Deborah Ross

A historical abomination: Firebrand reviewed

Jude Law is gloriously disgusting as Henry VIII but the history is ludicrous

Jude Law as Henry VIII and Alicia Vikander as Catherine Parr in Firebrand  
issue 07 September 2024

Firebrand is a period drama about Henry VIII’s sixth and final wife, Catherine Parr. It is sumptuously photographed – it’s as if Hans Holbein were behind the camera – and magnificently costumed. And Jude Law is tremendous as the monstrous, ailing Henry but be warned: it doesn’t play fast and loose with the facts so much as throw them out the window. This can work, if it’s for a good reason, but this, alas, never seems to find that reason.

Law’s performance is so gloriously disgusting you can’t take your eyes off him

The film, directed by Karim Ainouz and based on the book by Elizabeth Fremantle, states its aim at the outset with title cards: ‘History tells us many things, largely about men and war. For the rest of humanity we must draw our own – often wild – conclusions.’ Must we? Who said? Is that written down somewhere? The stage is set for one of those ‘you go girl!’ feminist revisionist histories. Yet having told us what it’s going to do, the film then doesn’t do it. It may even do the opposite.

We first encounter Catherine (Alicia Vikander) while Henry is away fighting the French. She is acting as regent but also secretly meeting the outspoken protestant reformer Anne Askew (a feisty Erin Doherty). Catherine is sympathetic to her cause but to even think along those lines is heresy, so she must hide her beliefs from the court’s powerful Catholic faction. Stephen Gardiner, the Bishop of Winchester (a sly Simon Russell Beale), would particularly like to see her burned at the stake. And he does have Henry’s ear.

Henry returns. He is cantankerous and violent and obese and paranoid and his ulcerated legs are giving him gyp, which may be the understatement of the year. This is not a film for the medically squeamish. Pus oozes as his doctors change his bandages. It was reported at the time that you could smell Henry from three rooms away. On set, Law wore a ‘fecal matter’ scent so he might make his fellow cast members genuinely heave. (Needless to say there has been no tie-in with Penhaligon’s as of yet. I’ll update you if the situation changes.)

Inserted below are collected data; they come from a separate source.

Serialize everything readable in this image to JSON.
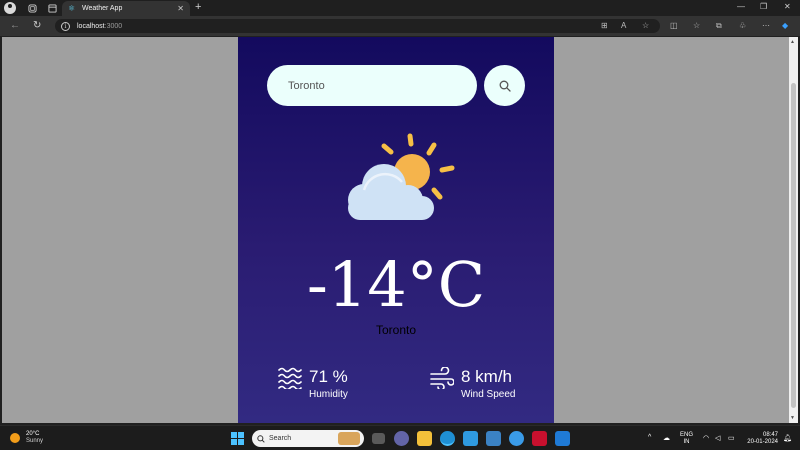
{
  "browser": {
    "tab_title": "Weather App",
    "tab_favicon": "react-icon",
    "url_host": "localhost",
    "url_port": ":3000"
  },
  "app": {
    "search": {
      "value": "Toronto",
      "placeholder": "Search"
    },
    "weather_icon": "partly-cloudy-icon",
    "temperature": "-14°C",
    "city": "Toronto",
    "humidity": {
      "value": "71 %",
      "label": "Humidity",
      "icon": "humidity-icon"
    },
    "wind": {
      "value": "8 km/h",
      "label": "Wind Speed",
      "icon": "wind-icon"
    }
  },
  "taskbar": {
    "weather_temp": "20°C",
    "weather_cond": "Sunny",
    "search_label": "Search",
    "lang_top": "ENG",
    "lang_bottom": "IN",
    "time": "08:47",
    "date": "20-01-2024"
  },
  "colors": {
    "card_top": "#130a5e",
    "card_bottom": "#322a82",
    "input_bg": "#ebfffc",
    "page_bg": "#a0a0a0"
  }
}
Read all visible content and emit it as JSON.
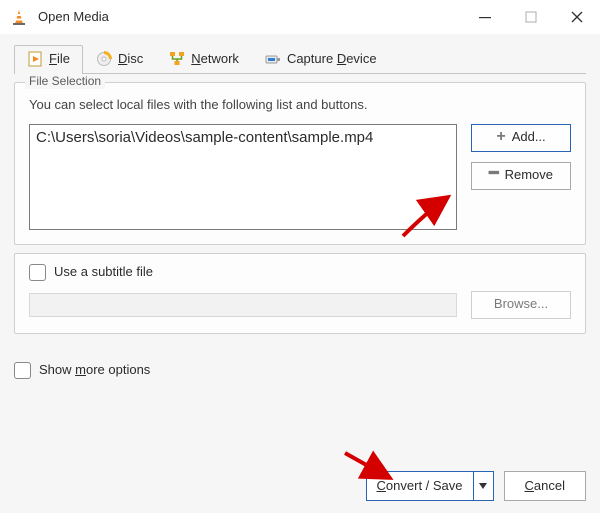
{
  "titlebar": {
    "title": "Open Media"
  },
  "tabs": {
    "file": {
      "pre": "",
      "ul": "F",
      "post": "ile"
    },
    "disc": {
      "pre": "",
      "ul": "D",
      "post": "isc"
    },
    "network": {
      "pre": "",
      "ul": "N",
      "post": "etwork"
    },
    "capture": {
      "pre": "Capture ",
      "ul": "D",
      "post": "evice"
    }
  },
  "file_selection": {
    "legend": "File Selection",
    "help": "You can select local files with the following list and buttons.",
    "files": [
      "C:\\Users\\soria\\Videos\\sample-content\\sample.mp4"
    ],
    "add_label": "Add...",
    "remove_label": "Remove"
  },
  "subtitle": {
    "checkbox_label": "Use a subtitle file",
    "browse_label": "Browse..."
  },
  "bottom": {
    "show_more_pre": "Show ",
    "show_more_ul": "m",
    "show_more_post": "ore options",
    "convert_pre": "",
    "convert_ul": "C",
    "convert_post": "onvert / Save",
    "cancel_pre": "",
    "cancel_ul": "C",
    "cancel_post": "ancel"
  }
}
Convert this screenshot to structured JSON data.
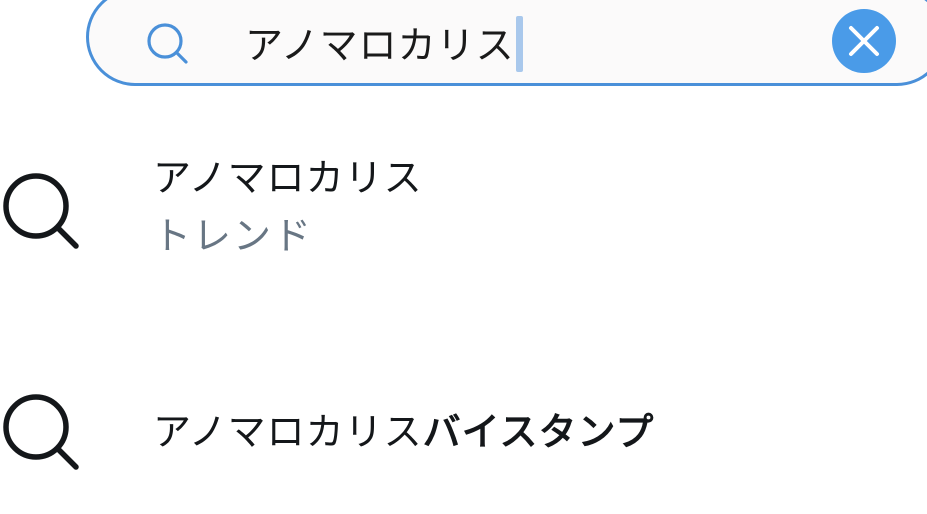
{
  "search": {
    "query": "アノマロカリス",
    "icon": "search-icon",
    "clear_icon": "close-icon",
    "accent_color": "#4a90d9",
    "clear_button_color": "#4a9be8"
  },
  "suggestions": [
    {
      "icon": "search-icon",
      "title": "アノマロカリス",
      "subtitle": "トレンド"
    },
    {
      "icon": "search-icon",
      "title_prefix": "アノマロカリス",
      "title_bold": "バイスタンプ"
    }
  ]
}
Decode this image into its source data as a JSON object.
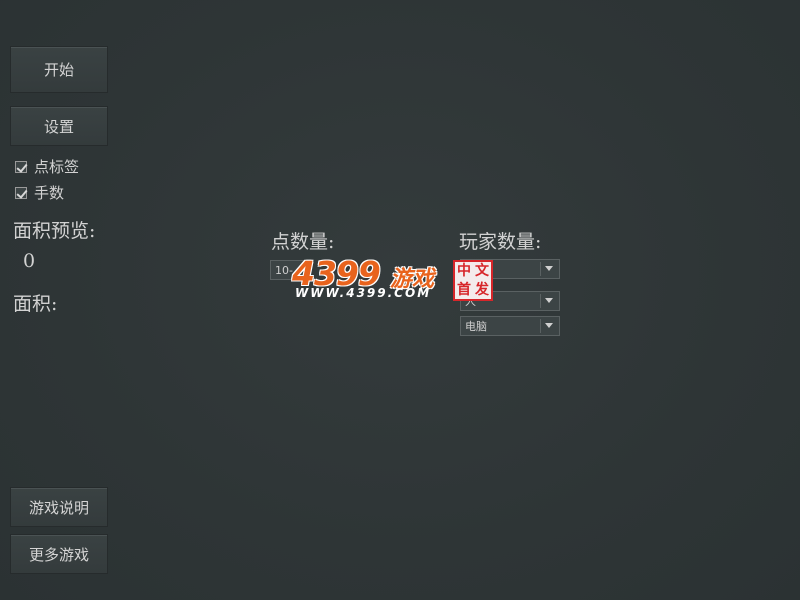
{
  "menu": {
    "start_label": "开始",
    "settings_label": "设置",
    "instructions_label": "游戏说明",
    "more_games_label": "更多游戏"
  },
  "options": {
    "point_labels": {
      "label": "点标签",
      "checked": true
    },
    "move_count": {
      "label": "手数",
      "checked": true
    }
  },
  "stats": {
    "area_preview_label": "面积预览:",
    "area_preview_value": "0",
    "area_label": "面积:"
  },
  "setup": {
    "point_count_label": "点数量:",
    "point_count_value": "10-",
    "player_count_label": "玩家数量:",
    "player_selects": [
      "",
      "人",
      "电脑"
    ]
  },
  "logo": {
    "main": "4399",
    "suffix": "游戏",
    "url": "WWW.4399.COM",
    "seal_chars": [
      "中",
      "文",
      "首",
      "发"
    ]
  },
  "colors": {
    "background": "#2f3637",
    "logo_orange": "#e8631d",
    "seal_red": "#d7262a"
  }
}
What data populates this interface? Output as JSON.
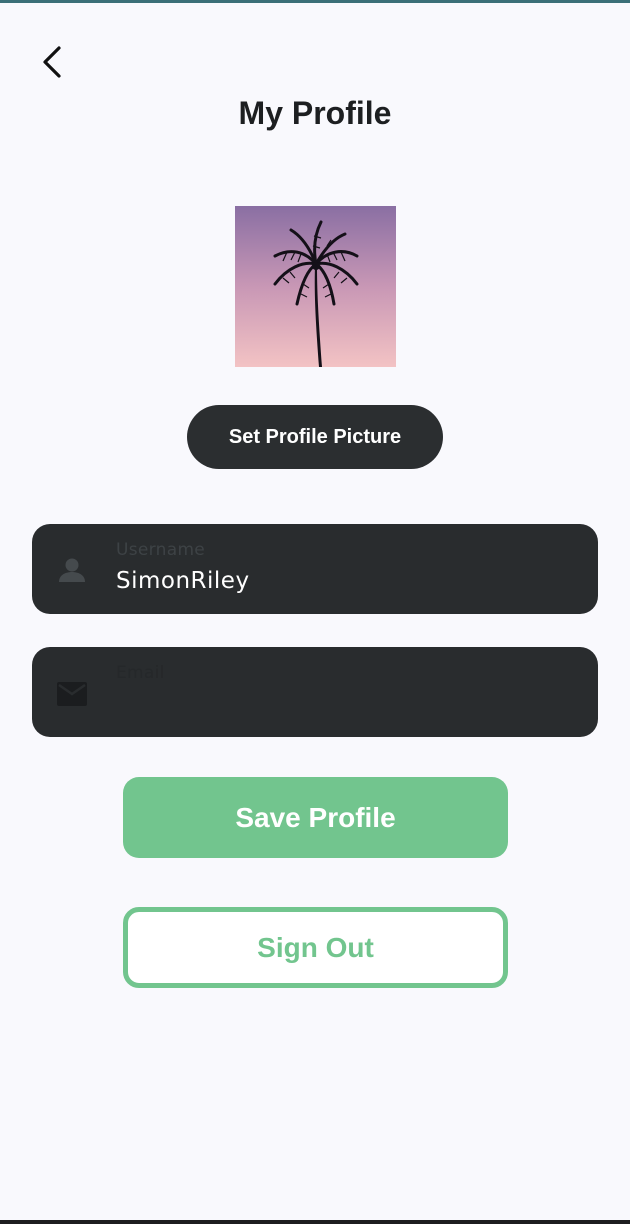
{
  "header": {
    "back_icon": "chevron-left-icon",
    "title": "My Profile"
  },
  "profile_picture": {
    "description_icon": "palm-tree-image"
  },
  "buttons": {
    "set_picture_label": "Set Profile Picture",
    "save_label": "Save Profile",
    "sign_out_label": "Sign Out"
  },
  "fields": {
    "username": {
      "icon": "person-icon",
      "label": "Username",
      "value": "SimonRiley"
    },
    "email": {
      "icon": "envelope-icon",
      "label": "Email",
      "value": ""
    }
  },
  "colors": {
    "accent": "#72c58e",
    "dark_surface": "#292c2e",
    "background": "#f9f9fd"
  }
}
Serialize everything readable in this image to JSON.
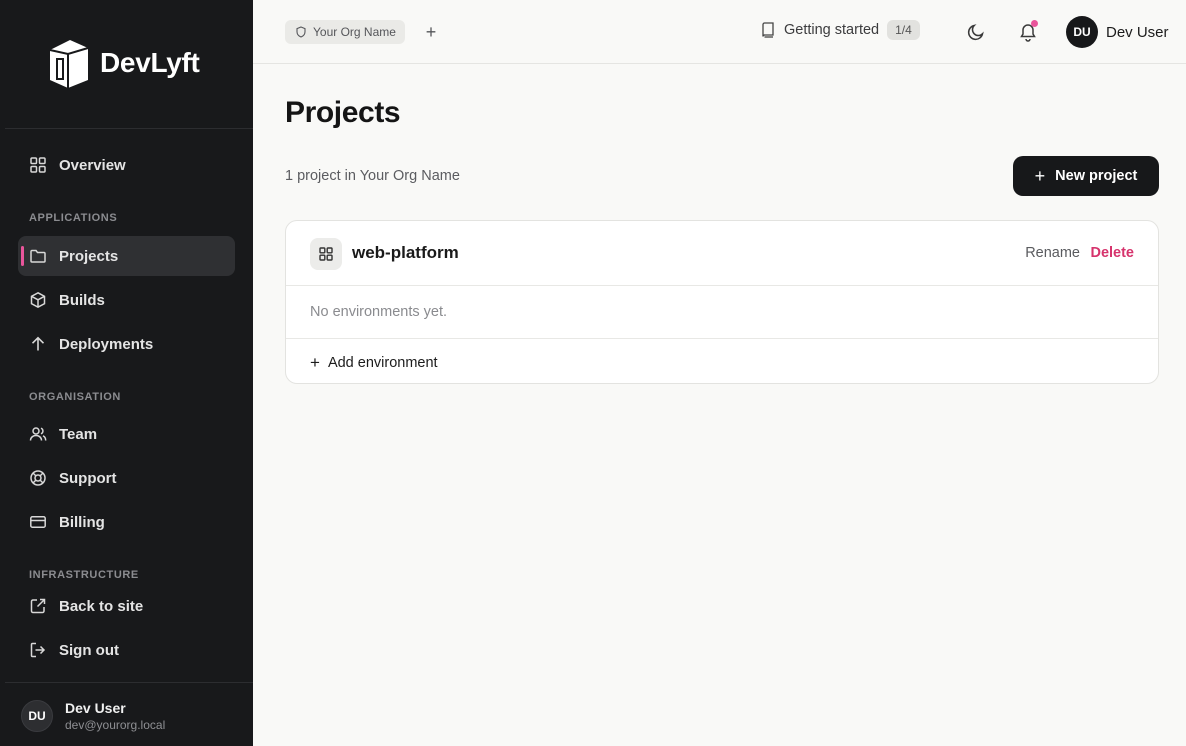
{
  "brand": {
    "name": "DevLyft"
  },
  "sidebar": {
    "overview": {
      "label": "Overview"
    },
    "sections": {
      "applications": "APPLICATIONS",
      "organisation": "ORGANISATION",
      "infrastructure": "INFRASTRUCTURE"
    },
    "items": {
      "projects": {
        "label": "Projects",
        "active": true
      },
      "builds": {
        "label": "Builds"
      },
      "deployments": {
        "label": "Deployments"
      },
      "team": {
        "label": "Team"
      },
      "support": {
        "label": "Support"
      },
      "billing": {
        "label": "Billing"
      },
      "back_to_site": {
        "label": "Back to site"
      },
      "sign_out": {
        "label": "Sign out"
      }
    },
    "user": {
      "initials": "DU",
      "name": "Dev User",
      "email": "dev@yourorg.local"
    }
  },
  "topbar": {
    "org": {
      "name": "Your Org Name",
      "add_label": "+"
    },
    "getting_started": {
      "label": "Getting started",
      "progress": "1/4"
    },
    "user": {
      "initials": "DU",
      "name": "Dev User"
    },
    "has_notifications": true
  },
  "main": {
    "title": "Projects",
    "subtitle": "1 project in Your Org Name",
    "new_project_label": "New project",
    "new_project_plus": "+",
    "projects": [
      {
        "name": "web-platform",
        "rename_label": "Rename",
        "delete_label": "Delete",
        "empty_text": "No environments yet.",
        "add_env_label": "Add environment",
        "add_env_plus": "+"
      }
    ]
  },
  "colors": {
    "sidebar_bg": "#18191b",
    "accent": "#e9559b",
    "danger": "#d6336c",
    "primary_button": "#17181a",
    "page_bg": "#f9f9f7"
  }
}
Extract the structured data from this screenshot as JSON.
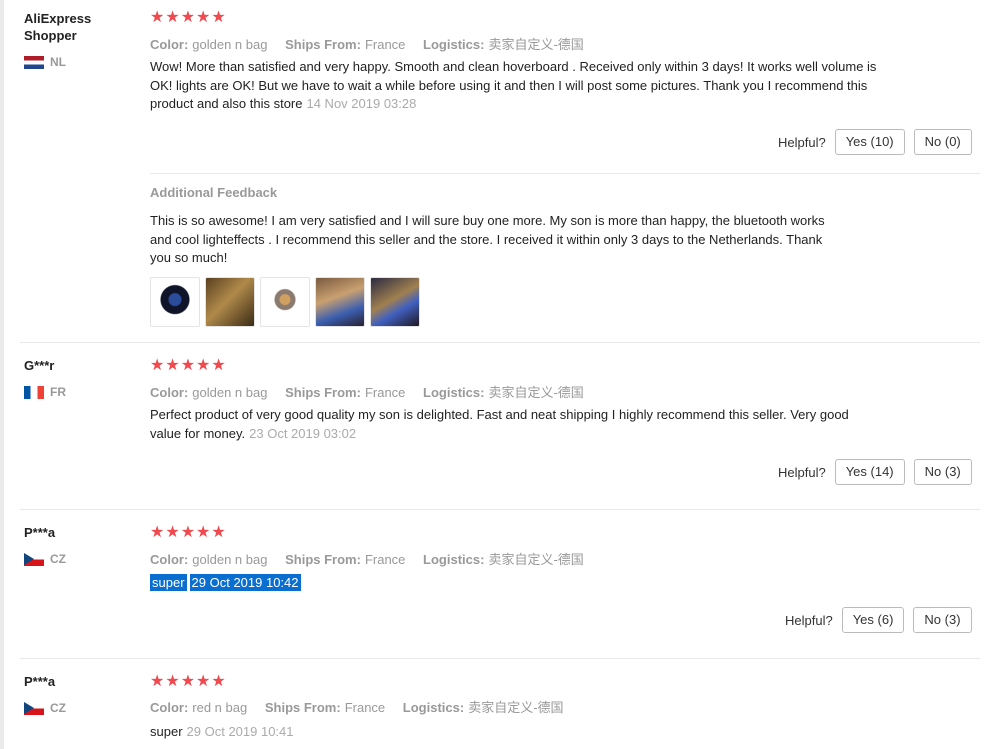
{
  "labels": {
    "color": "Color:",
    "ships_from": "Ships From:",
    "logistics": "Logistics:",
    "helpful": "Helpful?",
    "additional_feedback": "Additional Feedback"
  },
  "colors": {
    "star": "#f0494e",
    "selection": "#0a6ed1"
  },
  "reviews": [
    {
      "user": "AliExpress Shopper",
      "country": "NL",
      "color": "golden n bag",
      "ships_from": "France",
      "logistics": "卖家自定义-德国",
      "text": "Wow! More than satisfied and very happy. Smooth and clean hoverboard . Received only within 3 days! It works well volume is OK! lights are OK! But we have to wait a while before using it and then I will post some pictures. Thank you I recommend this product and also this store",
      "date": "14 Nov 2019 03:28",
      "yes": "Yes (10)",
      "no": "No (0)",
      "additional": {
        "text": "This is so awesome! I am very satisfied and I will sure buy one more. My son is more than happy, the bluetooth works and cool lighteffects . I recommend this seller and the store. I received it within only 3 days to the Netherlands. Thank you so much!"
      }
    },
    {
      "user": "G***r",
      "country": "FR",
      "color": "golden n bag",
      "ships_from": "France",
      "logistics": "卖家自定义-德国",
      "text": "Perfect product of very good quality my son is delighted. Fast and neat shipping I highly recommend this seller. Very good value for money.",
      "date": "23 Oct 2019 03:02",
      "yes": "Yes (14)",
      "no": "No (3)"
    },
    {
      "user": "P***a",
      "country": "CZ",
      "color": "golden n bag",
      "ships_from": "France",
      "logistics": "卖家自定义-德国",
      "text": "super",
      "date": "29 Oct 2019 10:42",
      "yes": "Yes (6)",
      "no": "No (3)"
    },
    {
      "user": "P***a",
      "country": "CZ",
      "color": "red n bag",
      "ships_from": "France",
      "logistics": "卖家自定义-德国",
      "text": "super",
      "date": "29 Oct 2019 10:41"
    }
  ]
}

Will Henry discover his wife’s betrayal? Or will she get away with it? That’s the main thrust, but it’s told without much verve or suspense. Plus there’s so little context or exploration of the religious and political fervour that marked the end of Henry’s reign that it’s hard to comprehend why, for instance, printing the Bible in English was such a big deal.

But most worryingly, there is no way you could look at this Catherine and think: ‘Firebrand.’ She remains mostly passive throughout. When confronted about her friendship with Anne she immediately dissembles. We see her having sex with Henry. Twice. It’s not a pretty sight. There’s even a gruesome attempted rape.

Given his legs were rotting away from under him, it’s thought he was not sexually active at this time so why conjure it? Misogynistic voyeurism? Many of the events she endures in the film, in fact, never happened: pregnancies and bloody miscarriages and necklaces shoved down her throat. It fetishises her as a victim. She never has any real agency until the final scene, which will have historians pulling their hair out and banging their heads against the wall.

The cinematography, however, is magnificent and Law’s performance is so gloriously disgusting you can’t take your eyes off him. Vikander, meanwhile, plays Catherine as strangely remote and unreadable, even while these unspeakable things happen to her. I can’t tell you the specifics of the insane and ludicrous ending but let’s put it like this: divorced, beheaded, died, divorced, beheaded… Prepare for a mighty surprise!